Hana menoleh sesaat, kemudian mendekat. Duduk disamping Adnan yang sudah mengenakan pakaian pernikahan. Memegang tangan suaminya.
“Mas. Aku baik-baik saja. Pernikahan ini sudah aku pikirkan sejak lama. sebelum anak kita genap tiga tahun. Dan sesuai janjiku yang akan mencarikan perempuan terbaik untukmu.” Hana berusaha menahan air mata, sejak tadi mendorong ingin keluar.
“Arum perempuan baik, Mas. Terimalah dia sebagai istrimu juga.”
Adnan menghela napas. “Baiklah aku akan lakukan sesuai permintaanmu. Tapi satu hal. Aku tak bisa mencintainya sebagaimana aku mencintaimu.”
Obrolan mereka terhenti ketika suara pintu diketuk beberapa kali. Hana merasa lega, sedari tadi ia ingin istirahat barang sebentar. Tubuhnya mulai menunjukkan kelelahan. Sedikit berkeringat.
Seseorang memanggil pengantin pria untuk segera bersiap dan acara akan segera di mulai. lalu Hana menyuruh Adnan keluar lebih dulu, kemudian mengajak ke-dua putrinya keluar dari kamar.
Ikatan sakral berupa ijab qabul terdengar jelas di ucapkan pengantin laki-laki. Setelah itu barulah pengantin wanita menuruni tangga dalam balutan baju yang senada dengan Adnan. Arum adalah gadis cantik berumur 25 tahun. Seorang pemilik toko kue terbaik di desanya. Ia juga memiliki satu cabang lagi di kota.
.
Satu per satu para tamu berpamitan sesudah bersalaman dengan sepasang suami istri yang baru menikah. Raut tak bahagia Adnan jelas terlihat, ia benar-benar ingin lekas selesai dan istirahat.
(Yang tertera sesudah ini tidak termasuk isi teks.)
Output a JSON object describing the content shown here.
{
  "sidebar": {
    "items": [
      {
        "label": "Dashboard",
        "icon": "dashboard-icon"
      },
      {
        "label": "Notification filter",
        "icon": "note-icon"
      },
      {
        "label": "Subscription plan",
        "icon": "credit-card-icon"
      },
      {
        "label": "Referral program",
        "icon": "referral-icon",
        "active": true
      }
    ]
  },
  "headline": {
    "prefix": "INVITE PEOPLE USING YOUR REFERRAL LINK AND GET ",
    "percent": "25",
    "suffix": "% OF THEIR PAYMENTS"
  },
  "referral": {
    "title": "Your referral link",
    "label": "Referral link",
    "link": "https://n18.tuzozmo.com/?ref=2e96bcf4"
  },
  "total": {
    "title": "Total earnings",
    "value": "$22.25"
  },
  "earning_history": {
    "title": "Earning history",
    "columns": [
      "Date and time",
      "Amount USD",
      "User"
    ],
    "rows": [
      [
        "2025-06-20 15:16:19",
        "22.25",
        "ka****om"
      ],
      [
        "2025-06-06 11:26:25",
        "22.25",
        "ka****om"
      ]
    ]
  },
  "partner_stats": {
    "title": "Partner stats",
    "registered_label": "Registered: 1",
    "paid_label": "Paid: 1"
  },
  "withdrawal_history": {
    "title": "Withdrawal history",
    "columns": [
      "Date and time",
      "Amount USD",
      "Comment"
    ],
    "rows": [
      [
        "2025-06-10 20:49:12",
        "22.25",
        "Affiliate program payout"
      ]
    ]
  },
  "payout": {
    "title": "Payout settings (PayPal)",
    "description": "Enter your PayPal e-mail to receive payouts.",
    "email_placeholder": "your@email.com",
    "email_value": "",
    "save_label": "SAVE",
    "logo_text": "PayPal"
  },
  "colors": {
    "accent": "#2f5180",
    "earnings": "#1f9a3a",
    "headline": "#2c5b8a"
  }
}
Sesekali Arum mencuri lirikan pada laki-laki disampingnya, sedang menatap sedih perempuan dan dua gadis kembar di sana. Selain Reyhan, Adnan merupakan laki-laki lain yang pernah sedekat ini dengannya. Ia pun mengikuti arah pandang Adnan, ternyata mengamati gerak-gerik Hana dan Wirahardi meladeni Ayanna dan Anthea. Tak jarang rasa bersalah menghampiri putri Pramono.
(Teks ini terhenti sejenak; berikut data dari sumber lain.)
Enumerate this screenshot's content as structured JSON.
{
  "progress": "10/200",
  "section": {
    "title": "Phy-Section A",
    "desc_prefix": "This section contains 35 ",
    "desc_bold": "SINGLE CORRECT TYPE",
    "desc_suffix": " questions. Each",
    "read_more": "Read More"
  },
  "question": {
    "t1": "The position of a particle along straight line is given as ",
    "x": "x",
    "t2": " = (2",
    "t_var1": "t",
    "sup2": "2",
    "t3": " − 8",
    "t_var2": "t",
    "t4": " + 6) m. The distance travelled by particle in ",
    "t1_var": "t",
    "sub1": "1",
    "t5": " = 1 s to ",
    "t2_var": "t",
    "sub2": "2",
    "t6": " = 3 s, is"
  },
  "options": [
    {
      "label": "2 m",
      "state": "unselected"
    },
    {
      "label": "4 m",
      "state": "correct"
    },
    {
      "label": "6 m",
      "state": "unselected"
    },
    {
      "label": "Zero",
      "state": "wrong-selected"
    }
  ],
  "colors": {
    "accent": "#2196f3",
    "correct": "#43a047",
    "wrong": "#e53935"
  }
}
Perhelatan telah selesai, Arum mendatangi kamar yang disiapkan untuknya. Sementara itu, tuan rumah ini kembali ke kamar utama, di mana tempat Hana dan dirinya berbincang. Ketika Adnan melangkah, Hana menyusul. Ia juga ingin berpamitan.
Di kamar itu, perempuan cantik yang menyandang status istri pertama tengah membantu sang suami berganti pakaian.
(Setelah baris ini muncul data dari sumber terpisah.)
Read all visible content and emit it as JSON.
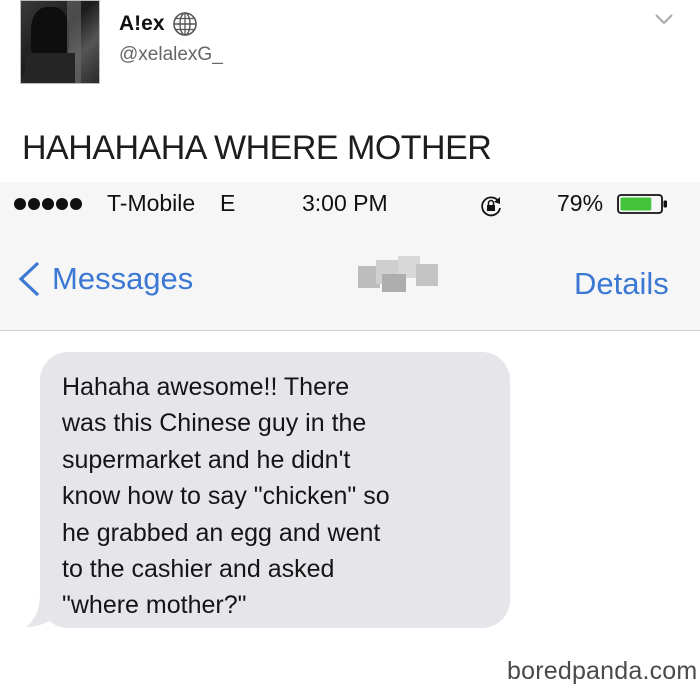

“Mas. Aku dan anak-anak malam ini menginap di rumah ibu saja ya” Hana berkata pada suaminya, sembari membantu melipat dan merapikan pakaian pernikahan Adnan tadi.
“Tidak, Han. Ini rumah kita. Kenapa kamu menginap disana?” Perempuan berjilbab itu tak menjawab. Ia langsung meninggalkan Adnan di kamar. Menyisakan senyuman yang terus terlukis dalam bayangan putra Wijaya.
Semakin malam rumah tampak sepi. Keluarga Arum sudah berpamitan untuk pulang. Hana meminta pernikahan dilaksanakan di rumahnya, tidak ada yang tahu maksud keinginan putri Hasan. Biarlah… mungkin ini salah satu kebahagiaan untuknya.
Sementara Arum tengah sendirian di kamar sebelah, menunggu pria berstatus suaminya. Harapan besar putri Pramono adalah Adnan tak akan pernah muncul, apalagi malam ini… Arum enggan membayangkan.
Jika boleh bersuara dan berpendapat, Arum tidak ingin menerima perjodohan - bisa di katakan perjodohan sesat. Terlebih ia tak pernah mengenal bahkan melihat wajah Adnan.
Pukul telah menunjukkan angka sebelas, artinya malam semakin larut. Adnan tak kunjung menghampirinya. Arum sangat-sangat bersyukur, ia pikir tak perlu melakukan kewajiban sebagai istri. Ia juga berharap Adnan tak akan pernah meminta hak-nya.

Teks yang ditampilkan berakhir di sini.